Molar mass is crucial for converting between the mass of a substance and the amount in moles. It’s calculated by summing the atomic masses of all atoms in a molecule, usually found on the periodic table.

For example, in the problem, we calculated the molar mass of several substances:

• For chromium(III) oxide (\(Cr_2O_3\)), we combined the mass of chromium and oxygen: \((2 \times 51.996) + (3 \times 16.000) = 151.992 \, \text{g/mol}\).
• For aluminum (\(Al\)), its molar mass is simply the element’s atomic mass: \(26.981 \, \text{g/mol}\).
• Taking one step further, aluminum oxide (\(Al_2O_3\)) required the sum of the masses of aluminum and oxygen in the compound.

Understanding and calculating molar mass is essential for navigating stoichiometric calculations and further analyzing reactions.

Balanced Chemical Equation

A balanced chemical equation is fundamental in stoichiometry, showing the quantity relationship among reactants and products. It ensures the law of conservation of mass is followed, meaning atoms are neither created nor destroyed during a chemical reaction.

In the exercise's balanced equation:
\[2 \, Cr_2O_3 + 3 \, Al \rightarrow 4 \, Cr + 3 \, Al_2O_3\]

• This balance indicates that two moles of chromium(III) oxide and three moles of aluminum react to produce four moles of chromium and three moles of aluminum oxide.
• Coefficients indicate proportional amounts of each substance.
  To understand a chemical reaction fully, familiarity with its balanced equation is crucial. It serves as the key map for all stoichiometric calculations.

Mole Conversion

Mole conversion is a process that involves changing units from grams to moles (or vice-versa), using the molar mass as a conversion factor. This step is necessary to apply stoichiometry based on the balanced equation.

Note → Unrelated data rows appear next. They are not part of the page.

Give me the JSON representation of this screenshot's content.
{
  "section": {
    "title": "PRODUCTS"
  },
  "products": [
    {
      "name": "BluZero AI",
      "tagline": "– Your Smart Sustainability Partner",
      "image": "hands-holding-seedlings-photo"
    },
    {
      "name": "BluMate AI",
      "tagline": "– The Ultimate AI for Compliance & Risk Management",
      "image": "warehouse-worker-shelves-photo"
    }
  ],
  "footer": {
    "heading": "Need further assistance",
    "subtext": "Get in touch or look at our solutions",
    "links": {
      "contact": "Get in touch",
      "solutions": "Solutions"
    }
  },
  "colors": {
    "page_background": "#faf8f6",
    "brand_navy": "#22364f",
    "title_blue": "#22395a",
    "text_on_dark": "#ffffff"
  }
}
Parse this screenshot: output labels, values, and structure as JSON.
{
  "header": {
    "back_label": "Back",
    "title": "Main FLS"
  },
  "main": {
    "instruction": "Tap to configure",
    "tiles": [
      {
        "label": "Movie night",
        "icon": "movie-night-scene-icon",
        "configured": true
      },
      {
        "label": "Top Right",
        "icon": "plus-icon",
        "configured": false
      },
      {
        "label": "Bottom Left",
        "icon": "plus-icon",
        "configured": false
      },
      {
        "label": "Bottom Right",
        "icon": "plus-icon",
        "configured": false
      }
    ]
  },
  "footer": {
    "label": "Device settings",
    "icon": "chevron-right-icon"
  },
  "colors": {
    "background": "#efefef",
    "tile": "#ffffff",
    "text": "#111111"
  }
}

In our exercise, we converted the masses of Cr₂O₃, Al, and Cr into moles using their molar masses:

• Moles of \(Cr_2O_3\) = \( \frac{34.0}{151.992} = 0.2237 \text{ mol}\)
• Moles of \(Al\) = \( \frac{12.1}{26.981} = 0.4486 \text{ mol}\)
• Moles of \(Cr\) = \( \frac{23.3}{51.996} = 0.4481 \text{ mol}\)

This conversion allows us to utilize mole ratios from the balanced chemical equation effectively. It bridges the gap between measurable quantities in the lab and theoretical calculations necessary for predicting outcomes.